After the GPR model is created and implicitly trained, the demo evaluates the model using these statements:

Console.WriteLine("Evaluate model acc" + " (within 0.10 of true)"); double trainAcc = model.Accuracy(trainX, trainY, 0.10); double testAcc = model.Accuracy(testX, testY, 0.10); Console.WriteLine("Train acc = " + trainAcc.ToString("F4")); Console.WriteLine("Test acc = " + testAcc.ToString("F4"));

Because there's no inherent definition of regression accuracy, it's necessary to implement a program-defined method. How close a predicted value must be to the true value in order to be considered a correct prediction, will vary from problem to problem.

The demo concludes by using the trained model to predict for x = (0.1, 0.2, 0.3, 0.4, 0.5, 0.6) using these statements:

Console.WriteLine("Predicting for (0.1, 0.2, 0.3," + " 0.4, 0.5, 0.6) "); double[][] X = Utils.MatCreate(1, 6); X[0] = new double[] { 0.1, 0.2, 0.3, 0.4, 0.5, 0.6 }; double[][] results = model.Predict(X); Console.WriteLine("Predicted y value: "); double[] means = results[0]; Utils.VecShow(means, 4, 8); Console.WriteLine("Predicted std: "); double[] stds = results[1]; Utils.VecShow(stds, 4, 8);

Recall that the Predict() method is expecting a matrix of input values, not just a single vector. Therefore, the demo creates an input matrix with one row and six columns, but just uses the first row at [0].

The return value from Predict() is an array with two cells. The first cell of the return at index [0] holds another array of predicted y values, one for each row of the input matrix, which in this case is just one row. The second cell of the return at index [1] holds an array of standard deviations, one for each prediction.

You should interpret the standard deviations of the Predict() method conservatively. Gaussian process regression makes several assumptions about the Gaussian distribution of the source data, which may not be completely correct. For example, if you have a predicted y with value 0.50 and a standard deviation of 0.06, it's usually better to just report these values rather than use the standard deviation to construct a classical statistics confidence interval along the lines of, "predicted y = 0.50 with a 95% confidence interval of plus or minus 1.96 * 0.06."

**Wrapping Up**

Implementing Gaussian process regression from scratch requires significant effort. But doing so allows you to customize the system for unusual scenarios, makes it easy to integrate the prediction code with other systems, and removes a significant external dependency.

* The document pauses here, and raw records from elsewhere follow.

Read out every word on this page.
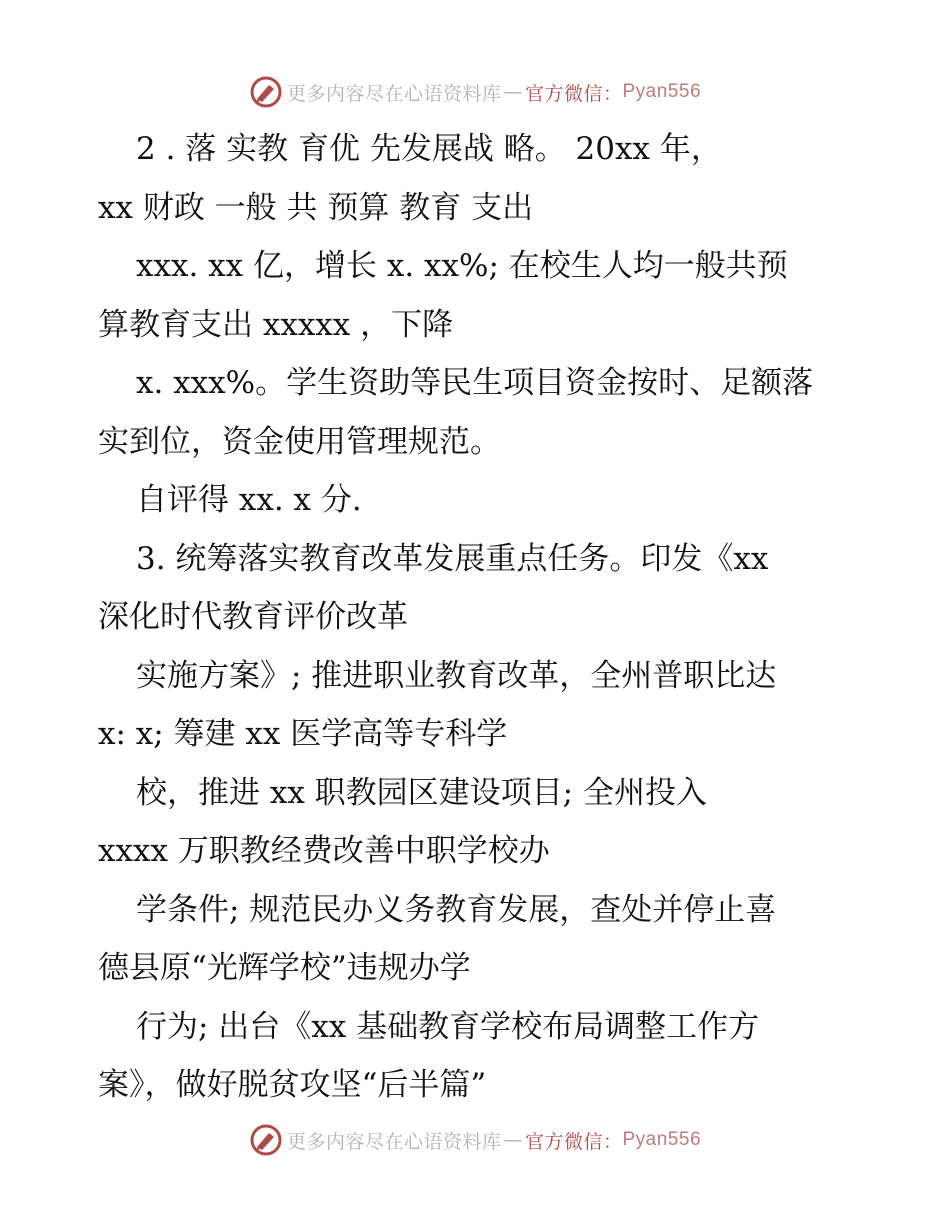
更多内容尽在心语资料库 — 官方微信： Pyan556
2 . 落 实教 育优 先发展战 略。 20xx 年，
xx 财政 一般 共 预算 教育 支出
xxx. xx 亿，增长 x. xx%; 在校生人均一般共预
算教育支出 xxxxx ，下降
x. xxx%。学生资助等民生项目资金按时、足额落
实到位，资金使用管理规范。
自评得 xx. x 分.
3. 统筹落实教育改革发展重点任务。印发《xx
深化时代教育评价改革
实施方案》; 推进职业教育改革，全州普职比达
x: x; 筹建 xx 医学高等专科学
校，推进 xx 职教园区建设项目; 全州投入
xxxx 万职教经费改善中职学校办
学条件; 规范民办义务教育发展，查处并停止喜
德县原“光辉学校”违规办学
行为; 出台《xx 基础教育学校布局调整工作方
案》，做好脱贫攻坚“后半篇”
更多内容尽在心语资料库 — 官方微信： Pyan556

The GPR system presented in this article uses a hard-coded composite radial basis function as the kernel function. There are about a dozen other common kernel functions such as polynomial, Laplacian and sigmoid. You can experiment with these kernel functions but there are no good rules of thumb for picking a function based on the nature of your data.

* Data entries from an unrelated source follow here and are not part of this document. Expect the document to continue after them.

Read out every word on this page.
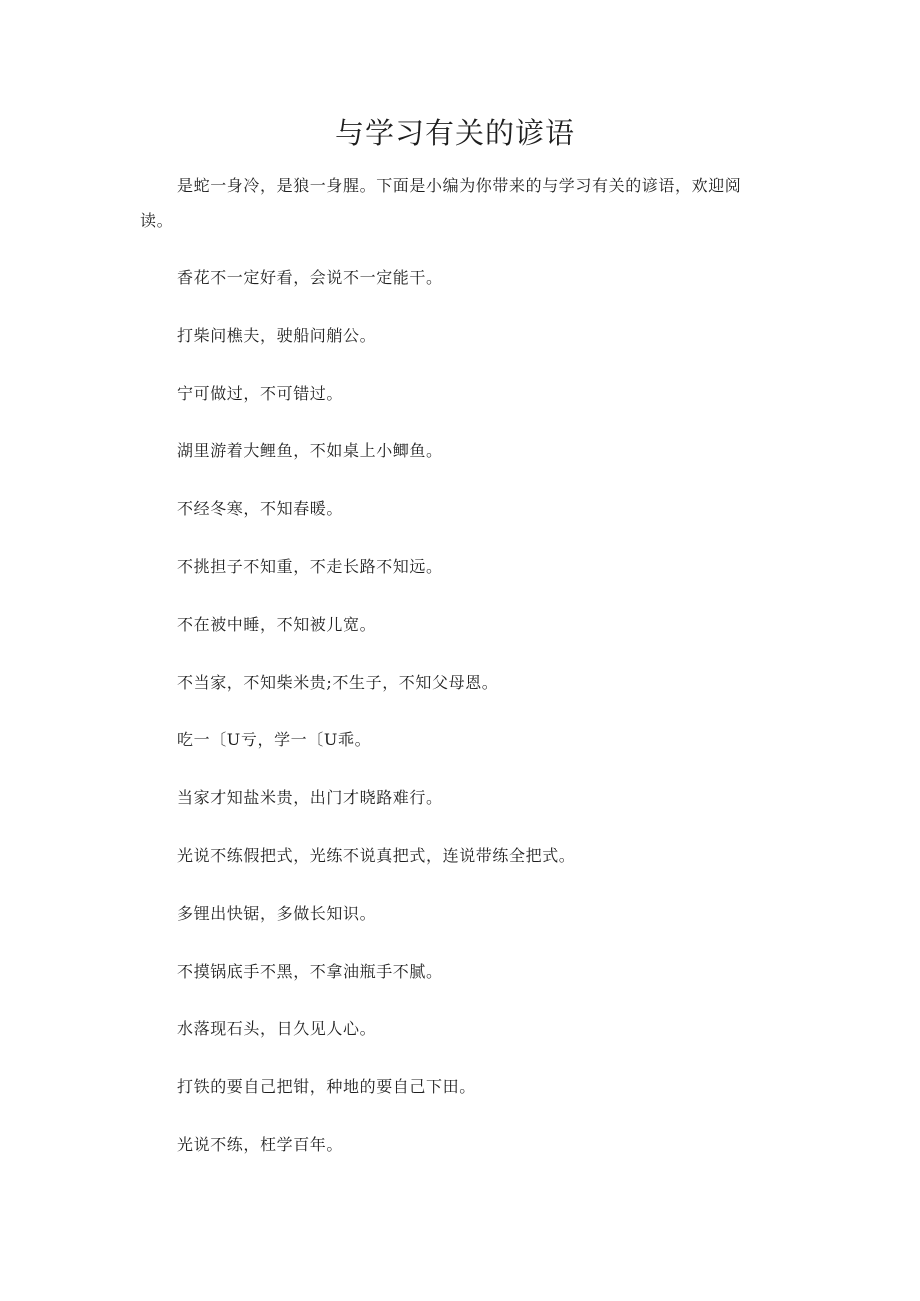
与学习有关的谚语

是蛇一身冷，是狼一身腥。下面是小编为你带来的与学习有关的谚语，欢迎阅
读。

香花不一定好看，会说不一定能干。

打柴问樵夫，驶船问艄公。

宁可做过，不可错过。

湖里游着大鲤鱼，不如桌上小鲫鱼。

不经冬寒，不知春暖。

不挑担子不知重，不走长路不知远。

不在被中睡，不知被儿宽。

不当家，不知柴米贵;不生子，不知父母恩。

吃一〔U亏，学一〔U乖。

当家才知盐米贵，出门才晓路难行。

光说不练假把式，光练不说真把式，连说带练全把式。

多锂出快锯，多做长知识。

不摸锅底手不黑，不拿油瓶手不腻。

水落现石头，日久见人心。

打铁的要自己把钳，种地的要自己下田。

光说不练，枉学百年。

The demo program uses predictor variables that are strictly numeric. GPR can handle categorical data by using one-hot encoding. For example, if you had a predictor variable color with possible values red, blue, green, you could encode red = (1, 0, 0), blue = (0, 1, 0), green = (0, 0, 1).

A technique closely related to Gaussian process regression is kernel ridge regression (KRR), which I explain in last month's article, "Kernel Ridge Regression Using C#." KRR starts with what appear to be different math assumptions than GPR, but KRR ends up with the same prediction equation as GPR. However, KRR has less restrictive assumptions which do not allow KRR to produce a prediction standard deviation -- KRR produces just a point estimate without a standard deviation.